- Ascribed to: Wihtred, King of Kent
- Language: Old English
- Date: c. 695
- Principal manuscript(s): Textus Roffensis
- First printed edition: George Hickes and Humfrey Wanley, Linguarum Vett. Septentrionalium Thesaurus Grammatico-Criticus et Archaeologicus (Oxford, 1703–5); see Law of Æthelberht#Manuscript, editions and translations
- Genre: law code

= Law of Wihtred =

The Law of Wihtred is an early English legal text attributed to the Kentish king Wihtred (died 725). It is believed to date to the final decade of the 7th century and is the last of three Kentish legal texts, following the Law of Æthelberht and the Law of Hlothhere and Eadric. It is devoted primarily to offences within and against the church, as well as church rights and theft.

==Provenance==
The prologue of the text and the red manuscript rubric attribute the law to Wihtred (died 725), king of Kent. Wihtred reigned from around or just after 690 to 725, and the text suggests he issued the law's provisions in 695.

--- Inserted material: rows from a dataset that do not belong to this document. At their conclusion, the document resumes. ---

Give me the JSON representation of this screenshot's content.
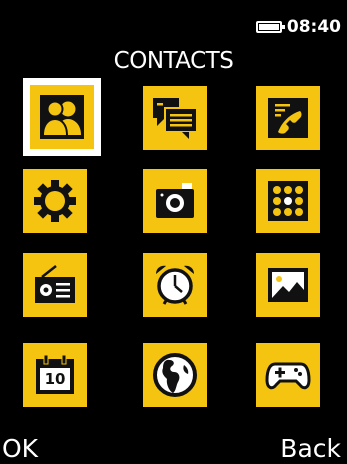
{
  "status": {
    "time": "08:40",
    "battery_icon": "battery-full-icon"
  },
  "title": "CONTACTS",
  "menu": {
    "accent_color": "#f4c411",
    "selected_index": 0,
    "items": [
      {
        "icon": "contacts-icon"
      },
      {
        "icon": "messages-icon"
      },
      {
        "icon": "call-log-icon"
      },
      {
        "icon": "settings-gear-icon"
      },
      {
        "icon": "camera-icon"
      },
      {
        "icon": "apps-grid-icon"
      },
      {
        "icon": "radio-icon"
      },
      {
        "icon": "alarm-clock-icon"
      },
      {
        "icon": "gallery-icon"
      },
      {
        "icon": "calendar-icon",
        "text": "10"
      },
      {
        "icon": "globe-icon"
      },
      {
        "icon": "games-icon"
      }
    ]
  },
  "softkeys": {
    "left": "OK",
    "right": "Back"
  }
}
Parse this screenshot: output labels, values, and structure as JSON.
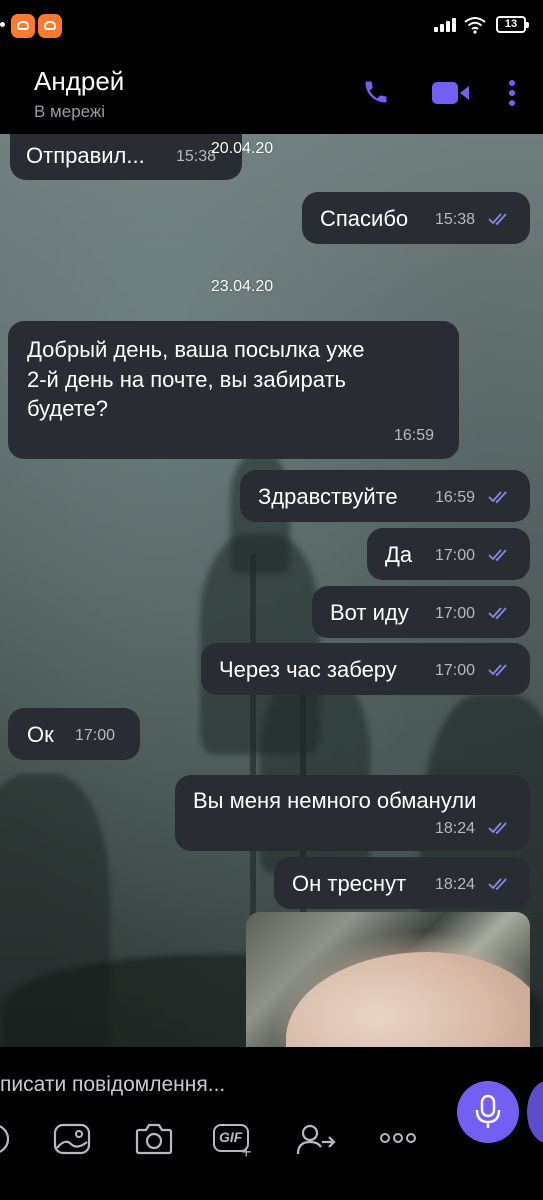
{
  "header": {
    "name": "Андрей",
    "status": "В мережі"
  },
  "status_bar": {
    "battery": "13"
  },
  "messages": [
    {
      "dir": "in",
      "text": "Отправил...",
      "time": "15:38"
    },
    {
      "dir": "date",
      "text": "20.04.20"
    },
    {
      "dir": "out",
      "text": "Спасибо",
      "time": "15:38"
    },
    {
      "dir": "date",
      "text": "23.04.20"
    },
    {
      "dir": "in",
      "lines": [
        "Добрый день, ваша посылка уже",
        "2-й день на почте, вы забирать",
        "будете?"
      ],
      "time": "16:59"
    },
    {
      "dir": "out",
      "text": "Здравствуйте",
      "time": "16:59"
    },
    {
      "dir": "out",
      "text": "Да",
      "time": "17:00"
    },
    {
      "dir": "out",
      "text": "Вот иду",
      "time": "17:00"
    },
    {
      "dir": "out",
      "text": "Через час заберу",
      "time": "17:00"
    },
    {
      "dir": "in",
      "text": "Ок",
      "time": "17:00"
    },
    {
      "dir": "out",
      "text": "Вы меня немного обманули",
      "time": "18:24"
    },
    {
      "dir": "out",
      "text": "Он треснут",
      "time": "18:24"
    }
  ],
  "composer": {
    "placeholder": "писати повідомлення..."
  },
  "toolbar": {
    "gif_label": "GIF",
    "more_label": "ooo"
  },
  "colors": {
    "accent": "#7360f2",
    "bubble": "#2a2c33",
    "tick": "#8f86e8"
  },
  "icons": [
    "phone-icon",
    "video-camera-icon",
    "more-vertical-icon",
    "microphone-icon",
    "sticker-icon",
    "image-icon",
    "camera-icon",
    "gif-icon",
    "share-contact-icon",
    "more-horizontal-icon"
  ]
}
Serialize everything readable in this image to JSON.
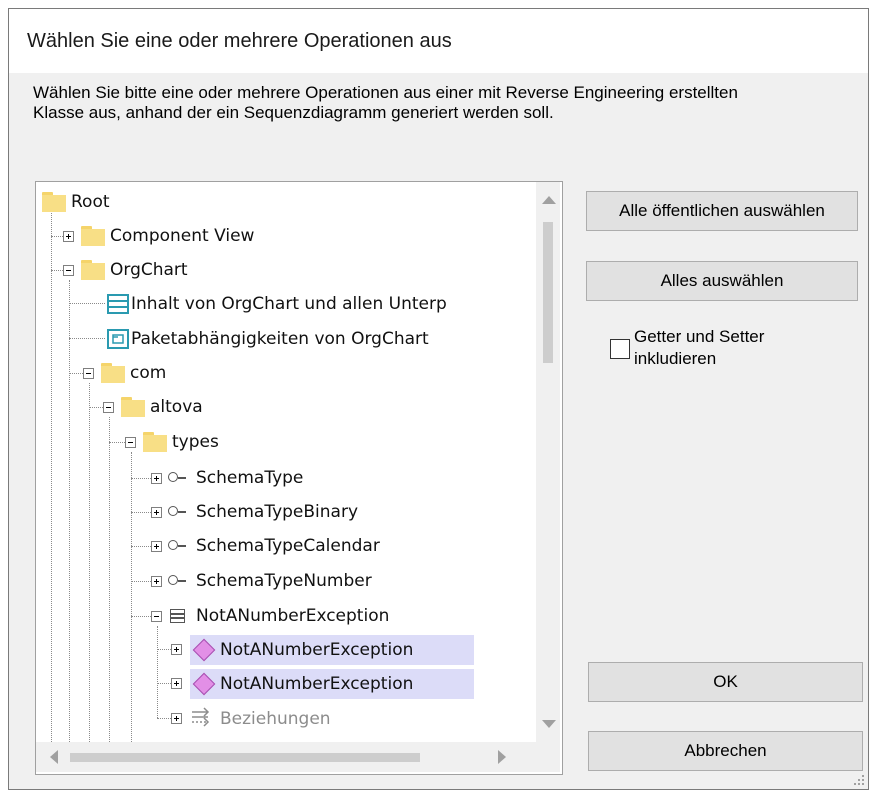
{
  "window": {
    "title": "Wählen Sie eine oder mehrere Operationen aus"
  },
  "instructions": "Wählen Sie bitte eine oder mehrere Operationen aus einer mit Reverse Engineering erstellten Klasse aus, anhand der ein Sequenzdiagramm generiert werden soll.",
  "tree": {
    "items": [
      {
        "label": "Root",
        "icon": "folder-icon"
      },
      {
        "label": "Component View",
        "icon": "folder-icon",
        "expanded": false
      },
      {
        "label": "OrgChart",
        "icon": "folder-icon",
        "expanded": true
      },
      {
        "label": "Inhalt von OrgChart und allen Unterp",
        "icon": "content-diagram-icon"
      },
      {
        "label": "Paketabhängigkeiten von OrgChart",
        "icon": "package-diagram-icon"
      },
      {
        "label": "com",
        "icon": "folder-icon",
        "expanded": true
      },
      {
        "label": "altova",
        "icon": "folder-icon",
        "expanded": true
      },
      {
        "label": "types",
        "icon": "folder-icon",
        "expanded": true
      },
      {
        "label": "SchemaType",
        "icon": "interface-icon",
        "expanded": false
      },
      {
        "label": "SchemaTypeBinary",
        "icon": "interface-icon",
        "expanded": false
      },
      {
        "label": "SchemaTypeCalendar",
        "icon": "interface-icon",
        "expanded": false
      },
      {
        "label": "SchemaTypeNumber",
        "icon": "interface-icon",
        "expanded": false
      },
      {
        "label": "NotANumberException",
        "icon": "class-icon",
        "expanded": true
      },
      {
        "label": "NotANumberException",
        "icon": "operation-icon",
        "expanded": false,
        "selected": true
      },
      {
        "label": "NotANumberException",
        "icon": "operation-icon",
        "expanded": false,
        "selected": true
      },
      {
        "label": "Beziehungen",
        "icon": "relations-icon",
        "expanded": false,
        "disabled": true
      }
    ]
  },
  "buttons": {
    "select_public": "Alle öffentlichen auswählen",
    "select_all": "Alles auswählen",
    "ok": "OK",
    "cancel": "Abbrechen"
  },
  "checkbox": {
    "label": "Getter und Setter inkludieren",
    "checked": false
  },
  "colors": {
    "selection": "#dcdcf8",
    "folder": "#f8df86",
    "operation": "#e28fe6",
    "diagram": "#2a9ab0"
  }
}
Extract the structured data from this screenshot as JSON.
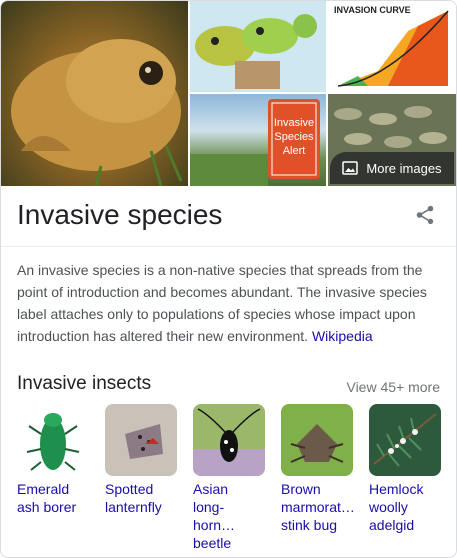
{
  "gallery": {
    "more_images_label": "More images",
    "curve_chart_title": "INVASION CURVE",
    "sign_text": "Invasive\nSpecies\nAlert"
  },
  "header": {
    "title": "Invasive species"
  },
  "description": {
    "text": "An invasive species is a non-native species that spreads from the point of introduction and becomes abundant. The invasive species label attaches only to populations of species whose impact upon introduction has altered their new environment.",
    "link": "Wikipedia"
  },
  "insects_section": {
    "title": "Invasive insects",
    "view_more": "View 45+ more",
    "items": [
      {
        "label": "Emerald\nash borer"
      },
      {
        "label": "Spotted\nlanternfly"
      },
      {
        "label": "Asian\nlong-horn…\nbeetle"
      },
      {
        "label": "Brown\nmarmorat…\nstink bug"
      },
      {
        "label": "Hemlock\nwoolly\nadelgid"
      }
    ]
  },
  "colors": {
    "link": "#1a0dab",
    "text": "#202124",
    "body_text": "#4d5156",
    "muted": "#70757a"
  }
}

Like the other Kentish codes, the Law of Wihtred survives in only one manuscript, known as the "Rochester Codex" or Textus Roffensis. This is a compilation of Anglo-Saxon historic and legal material drawn together in the early 1120s under the supervision of Ernulf, bishop of Rochester. Wihtred's law occupies folios 5^{v} to 6^{v}.

==Issue==
The prologue itself states that the "great men" of Kent issued the provisions before a large assembly of Kentish people, while Wihtred was "ruling in the fifth winter of his reign, in the ninth indiction, sixth day of Rugern [rye-harvest]" at "that place which is called Berghamstead" It is the only Kentish code to provide a regnal date, one working out to 6 September 695.

The prologue relates that Brihtwald, "archbishop of Britain" (Bretone heahbiscop, i.e., archbishop of Canterbury) was present, along with Gebmund, bishop of Rochester. This is appropriate as, unlike the two earlier Kentish codes, Wihtred's law is concerned with the church and religious matters. Similar to Ine's Law on several points, both laws may have drawn on Latin ecclesiastical canons.

==Content==
Recent editor of the text Lisi Oliver broke the provisions down as follows:

| Provisions | Description |
| Prologue | Background and people behind the rulings |
| 1-2 | Rights of the Church |
| 3-4 | Provisions against sinful matrimony |
| 5-6 | Provisions against abusive ecclesiastics |
| 7 | Manumission (i.e., freeing of slaves) |
| 8-11 | Punishments for breaking church law |
| 12-16 | Exculpation (i.e., clearing oneself with an oath) |
| 17-19 | Church's right of exculpation |
| 20-22 | Punishment for theft |

The chapter divisions are editorial and although divided into 22 chapters by Oliver, an earlier editor Frederick Attenborough had divided it into 28 separate chapters.

The Law allows that a bishop's word, like a king's, is to be regarded as legally incontrovertible without needing any concomitant oath, though lesser ecclesiastics must exculpate themselves before the altar. Provision 1 exempted the church of paying taxes to the king, but it also specified that churchmen must pray for and honour the king.

A charter of Wihtred's, dating c. 699, has an almost identical provision, exempting the kingdom's minsters from tax, but in turn requiring the king's position be respected otherwise. Some of the clauses regarding illicit marriages and the authority of bishops echo rulings made by the 672 Synod of Hertford, presided over by Theodore of Tarsus.

Included among the other religious offences punished are the consumption of meat during Christian fasting and gift-giving to pagan idols. The law also punishes nobles for working their slaves on the Sabbath, and frees such slaves if they are so forced. Working on the Sabbath was a concern also addressed in the near-contemporary Paenitentiale Theodori, attributed to Archbishop Theodore.

The theft provisions of the code allow the killing of thieves caught in the act, without the need to pay wergild. If the thief is not killed, the capturer is entitled to half the payment if the thief is subsequently ransomed, though the king may himself kill the thief or have him enslaved "across the sea" in addition to ransoming for the value of the thief's wergild. The law's final chapter provides that any foreigner or stranger who goes off the track and does not draw attention to himself by blowing his horn may be killed or captured.